Dark academia: Secret societies for scholars
Dark academia has the vibe of a gothic collegiate murder mystery. Gen Zers who identify with this aesthetic may dress in a mixture of Victorian and prep school fashion as they want to be seen as academic, while also looking ready to solve crimes in the middle of the night. Think Harry Potter’s Hogwarts meets secret societies.
E-girl: Anime-lover with a gothic touch
E-girl, short for electronic girl, is the Gen Z version of the ‘geek’ phase millennials went through in the 2010s. With K-pop, manga, and anime taking the world by storm over the past couple of years, this aesthetic centres around the feminine anime-lover with a darker, edgy side. Think Hello Kitty meets Harley Quinn; pigtails and pink hair strands, coupled with dark lipstick and fishnet stockings.

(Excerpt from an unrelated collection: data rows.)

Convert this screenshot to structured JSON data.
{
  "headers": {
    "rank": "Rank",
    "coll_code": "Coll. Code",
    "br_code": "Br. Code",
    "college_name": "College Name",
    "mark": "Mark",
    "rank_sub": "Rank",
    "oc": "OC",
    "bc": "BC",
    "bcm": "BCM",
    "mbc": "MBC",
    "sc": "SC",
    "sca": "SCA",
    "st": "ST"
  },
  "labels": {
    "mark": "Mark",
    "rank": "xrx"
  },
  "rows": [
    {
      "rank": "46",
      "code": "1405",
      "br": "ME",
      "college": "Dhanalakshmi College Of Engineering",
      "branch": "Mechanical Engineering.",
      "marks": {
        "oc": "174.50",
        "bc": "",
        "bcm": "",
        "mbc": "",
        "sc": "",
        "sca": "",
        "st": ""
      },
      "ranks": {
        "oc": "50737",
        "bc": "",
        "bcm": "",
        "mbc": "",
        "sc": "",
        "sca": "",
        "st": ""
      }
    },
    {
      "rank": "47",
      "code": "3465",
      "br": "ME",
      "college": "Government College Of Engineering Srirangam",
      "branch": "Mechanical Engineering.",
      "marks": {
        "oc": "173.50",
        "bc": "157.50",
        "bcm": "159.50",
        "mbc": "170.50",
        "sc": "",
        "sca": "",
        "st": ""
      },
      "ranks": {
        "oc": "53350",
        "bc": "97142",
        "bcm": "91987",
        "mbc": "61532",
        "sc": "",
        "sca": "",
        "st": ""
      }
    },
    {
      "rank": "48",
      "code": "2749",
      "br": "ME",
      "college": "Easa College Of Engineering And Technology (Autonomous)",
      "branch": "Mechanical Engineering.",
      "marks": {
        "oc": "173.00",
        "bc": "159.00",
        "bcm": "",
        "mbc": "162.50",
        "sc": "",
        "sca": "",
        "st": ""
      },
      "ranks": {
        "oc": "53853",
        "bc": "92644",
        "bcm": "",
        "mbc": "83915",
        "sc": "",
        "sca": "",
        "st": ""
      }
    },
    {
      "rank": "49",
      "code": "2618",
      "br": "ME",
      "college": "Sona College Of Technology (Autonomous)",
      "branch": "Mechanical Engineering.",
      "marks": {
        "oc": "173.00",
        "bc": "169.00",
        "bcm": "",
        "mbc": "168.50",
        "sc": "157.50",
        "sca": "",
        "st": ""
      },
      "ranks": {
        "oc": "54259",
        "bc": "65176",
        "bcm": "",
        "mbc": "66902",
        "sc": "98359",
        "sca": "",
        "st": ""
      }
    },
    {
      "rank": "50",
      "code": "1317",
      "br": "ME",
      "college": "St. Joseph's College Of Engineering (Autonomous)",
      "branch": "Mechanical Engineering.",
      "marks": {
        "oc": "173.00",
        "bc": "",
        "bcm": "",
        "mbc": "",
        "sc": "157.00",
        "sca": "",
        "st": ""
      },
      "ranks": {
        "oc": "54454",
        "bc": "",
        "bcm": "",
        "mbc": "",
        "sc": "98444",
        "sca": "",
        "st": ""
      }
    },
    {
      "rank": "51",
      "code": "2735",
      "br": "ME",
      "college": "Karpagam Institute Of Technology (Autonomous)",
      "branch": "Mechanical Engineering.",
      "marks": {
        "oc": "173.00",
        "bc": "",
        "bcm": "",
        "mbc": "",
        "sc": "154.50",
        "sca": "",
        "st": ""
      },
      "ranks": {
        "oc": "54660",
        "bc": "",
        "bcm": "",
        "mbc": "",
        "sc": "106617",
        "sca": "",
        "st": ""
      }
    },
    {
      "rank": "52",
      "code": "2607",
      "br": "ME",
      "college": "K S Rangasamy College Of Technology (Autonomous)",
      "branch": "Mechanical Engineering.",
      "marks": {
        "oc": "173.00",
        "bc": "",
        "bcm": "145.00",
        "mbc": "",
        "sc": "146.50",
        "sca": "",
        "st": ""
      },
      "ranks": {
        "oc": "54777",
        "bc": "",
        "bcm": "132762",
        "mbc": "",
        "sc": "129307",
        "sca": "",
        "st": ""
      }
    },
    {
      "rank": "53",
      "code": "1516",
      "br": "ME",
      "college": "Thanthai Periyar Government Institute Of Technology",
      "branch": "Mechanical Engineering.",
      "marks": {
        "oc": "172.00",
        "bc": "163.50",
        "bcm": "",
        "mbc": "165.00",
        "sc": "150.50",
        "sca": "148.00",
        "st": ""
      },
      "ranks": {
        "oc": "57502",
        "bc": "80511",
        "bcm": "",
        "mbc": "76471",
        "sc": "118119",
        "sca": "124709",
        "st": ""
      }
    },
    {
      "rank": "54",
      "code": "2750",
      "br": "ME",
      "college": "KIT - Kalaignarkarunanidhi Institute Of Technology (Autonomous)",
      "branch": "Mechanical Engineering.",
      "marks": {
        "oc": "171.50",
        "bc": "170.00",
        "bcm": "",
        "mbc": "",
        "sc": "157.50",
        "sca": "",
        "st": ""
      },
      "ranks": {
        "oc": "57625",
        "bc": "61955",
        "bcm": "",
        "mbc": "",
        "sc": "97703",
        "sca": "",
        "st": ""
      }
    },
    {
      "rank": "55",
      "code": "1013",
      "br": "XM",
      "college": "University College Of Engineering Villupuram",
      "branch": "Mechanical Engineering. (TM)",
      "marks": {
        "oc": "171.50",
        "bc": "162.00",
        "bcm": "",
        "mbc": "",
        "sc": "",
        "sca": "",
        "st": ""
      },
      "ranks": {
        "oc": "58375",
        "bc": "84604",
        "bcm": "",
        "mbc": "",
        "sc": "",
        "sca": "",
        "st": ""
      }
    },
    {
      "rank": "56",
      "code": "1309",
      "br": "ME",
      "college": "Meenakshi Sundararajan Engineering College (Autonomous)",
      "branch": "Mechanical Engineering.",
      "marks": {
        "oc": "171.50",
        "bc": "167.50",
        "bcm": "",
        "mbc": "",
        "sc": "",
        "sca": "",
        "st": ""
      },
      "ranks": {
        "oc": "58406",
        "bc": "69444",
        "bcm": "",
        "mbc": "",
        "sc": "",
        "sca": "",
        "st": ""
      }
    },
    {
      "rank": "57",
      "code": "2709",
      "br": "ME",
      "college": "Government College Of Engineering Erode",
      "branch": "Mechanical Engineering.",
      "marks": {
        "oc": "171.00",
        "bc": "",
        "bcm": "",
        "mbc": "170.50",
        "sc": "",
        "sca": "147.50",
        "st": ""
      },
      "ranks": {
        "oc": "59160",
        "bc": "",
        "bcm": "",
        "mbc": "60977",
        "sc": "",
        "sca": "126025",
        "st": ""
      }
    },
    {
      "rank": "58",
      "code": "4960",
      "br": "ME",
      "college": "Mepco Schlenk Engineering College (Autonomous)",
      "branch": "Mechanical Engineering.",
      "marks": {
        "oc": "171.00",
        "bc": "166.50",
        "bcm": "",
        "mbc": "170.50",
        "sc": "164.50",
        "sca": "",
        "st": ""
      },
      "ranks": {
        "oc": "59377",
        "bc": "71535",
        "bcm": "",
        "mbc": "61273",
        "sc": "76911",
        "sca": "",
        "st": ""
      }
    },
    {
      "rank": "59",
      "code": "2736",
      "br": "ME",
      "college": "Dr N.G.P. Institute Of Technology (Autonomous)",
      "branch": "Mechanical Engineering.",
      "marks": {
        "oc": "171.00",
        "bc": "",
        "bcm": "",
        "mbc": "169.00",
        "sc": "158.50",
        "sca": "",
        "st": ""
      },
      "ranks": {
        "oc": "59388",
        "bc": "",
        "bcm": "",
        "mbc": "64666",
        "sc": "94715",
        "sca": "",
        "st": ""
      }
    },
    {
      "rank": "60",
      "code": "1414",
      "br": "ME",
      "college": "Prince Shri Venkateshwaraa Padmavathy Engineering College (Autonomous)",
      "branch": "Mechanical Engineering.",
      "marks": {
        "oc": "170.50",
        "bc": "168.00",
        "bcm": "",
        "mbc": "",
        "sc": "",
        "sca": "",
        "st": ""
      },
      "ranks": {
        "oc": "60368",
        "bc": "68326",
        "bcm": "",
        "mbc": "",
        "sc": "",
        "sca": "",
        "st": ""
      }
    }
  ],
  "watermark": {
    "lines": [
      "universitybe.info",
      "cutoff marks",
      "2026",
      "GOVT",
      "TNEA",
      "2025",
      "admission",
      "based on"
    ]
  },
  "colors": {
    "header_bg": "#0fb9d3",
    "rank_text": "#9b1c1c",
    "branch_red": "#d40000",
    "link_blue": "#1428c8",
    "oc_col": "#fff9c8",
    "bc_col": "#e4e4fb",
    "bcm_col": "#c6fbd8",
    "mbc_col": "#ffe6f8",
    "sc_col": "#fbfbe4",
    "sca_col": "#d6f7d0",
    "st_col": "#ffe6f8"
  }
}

Royaltycore: Lavish monarchies with a gothic twist
Royaltycore has some similarities to dark academia, but instead of revolving around scholars, the aesthetic centres around monarchies. Netflix’s historical drama ‘The Crown’ has undoubtedly contributed to the popularity of royals, but the aesthetic is more decadent than that. Think of the lavishness of the 2006 film ‘Marie Antoinette’, but with a gothic twist.
Y2K: Nostalgia for the start of the millennium
Y2K is an aesthetic based on the fashion and optimism of the late 1990s and early 2000s. It’s a time in which the internet was still relatively new and could be turned off. The post-millennium fashion sense that Gen Z is tapping into has many iterations, ranging from boy-band-fangirl inspired looks to the Paris Hilton-era Juicy Couture tracksuits.
Why aesthetics should matter to marketers
While aesthetics may seem obscure to the uninitiated, this isn’t the case for Gen Z. Something as niche as an aesthetic is hugely important to understanding this generation. This can be seen in the sheer volume of content about aesthetics that is being created and consumed online.
The variability of aesthetics may be the biggest reason for its Gen Z-fueled popularity. This shows in the different categories that videos about aesthetics can be organised into. Craft videos, for example, help people endow their physical environments with visual traits of their preferred aesthetic. And gaming videos follow the same idea, with examples of how to modify a game’s environment to match an aesthetic.
While we’ve only shared a glimpse into some of the most popular aesthetics, there is a much bigger world to explore. One that’s shaping the identities, ideas, and interests of the largest generation on the planet. For marketers to truly connect with Gen Z, it’s important to understand what is defining this generation — and aesthetics are a huge part of this.